A salmon and its roe lies on the banks of Pipers Creek in Carkeek Park after volunteers checked on the dead salmon to gender it and see if it had spawned before passing, on Wednesday, Nov. 10, 2021. Salmon complete their lifecycle by using the last of their energy to travel upstream to lay eggs after years at sea. (Grant Hindsley for the Crosscut)
Would that be Seattle — or would that feel like a different place entirely?
Learning more about our history has helped deepen my resolve to fight for these animals. Listening to Crosscut colleague Knute Berger describe seeing plentiful orca in the San Juan Islands as a child — and then hearing him describe the sadness of seeing the captive killer whale Namu right on our waterfront — made me realize how close we came to losing these wondrous creatures altogether.
Standing in Pike Place Fish Market, talking to co-owner Jaison Scott about the decision to sell 100% sustainable seafood in 2011, gave me an appreciation for the kind of hard choices that must be made to ensure wild salmon become abundant again, as they once were once — and not so long ago.
Knowing this history helps put the present moment into perspective: Chinook salmon in the Salish Sea are on the decline. Without them, the orca cannot survive. And with more people than ever living here, pollution and noise in our water will continue to pose a threat to these signature species.
In many ways, we’re at an inflection point, where we’re going to have to decide what kind of community we want to be. Do we want to accept that we’ll need money — and, yes, that may mean taxes — to address this problem? Are we willing to take on big, difficult projects like removing the four lower Snake River dams or reducing the noise our ferries generate? Or will we continue to accept declining trend lines, worrying signs and still more grieving orcas?
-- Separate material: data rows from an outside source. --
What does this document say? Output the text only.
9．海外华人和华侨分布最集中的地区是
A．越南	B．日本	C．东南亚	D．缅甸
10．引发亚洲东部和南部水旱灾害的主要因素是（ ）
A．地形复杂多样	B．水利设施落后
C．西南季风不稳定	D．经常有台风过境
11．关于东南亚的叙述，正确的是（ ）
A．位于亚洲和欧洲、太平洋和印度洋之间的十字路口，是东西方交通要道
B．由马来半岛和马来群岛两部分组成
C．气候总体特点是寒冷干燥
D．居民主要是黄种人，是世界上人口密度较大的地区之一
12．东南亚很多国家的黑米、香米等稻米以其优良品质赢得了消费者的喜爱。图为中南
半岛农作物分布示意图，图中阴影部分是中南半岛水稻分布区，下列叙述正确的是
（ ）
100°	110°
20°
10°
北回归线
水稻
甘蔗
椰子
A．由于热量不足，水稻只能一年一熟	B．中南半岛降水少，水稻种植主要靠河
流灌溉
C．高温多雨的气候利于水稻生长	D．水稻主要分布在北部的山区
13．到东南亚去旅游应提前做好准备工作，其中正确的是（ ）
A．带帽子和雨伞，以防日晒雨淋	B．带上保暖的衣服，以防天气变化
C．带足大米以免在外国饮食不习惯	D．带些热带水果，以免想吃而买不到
“This is a matter of will and money, period,” Mapes told me. “We know how to do it. We’re really good at it. We’re home to all of the largest dam removals in the world. We have more scientists and geomorphologists and engineers and NGOs here than you can shake an orca at.… We know how to do this, but we need to spend serious dollars to do it.”
Indeed, the future of these animals is far from a fait accompli if we actually invest in them. The salmon swimming upstream at Carkeek Park are an annual reminder that we need to keep working to improve our water quality, reduce pollution and mitigate our environmental impact. The sparse numbers of orca in our waters should remind us that we can stop them from vanishing, if we stop threatening their prey.
“It’s not too late,” Mapes told me. “That’s the really critical thing I want people to understand. But they have to step up and let them win — these animals, these places. If we do not do that, it will be too late.”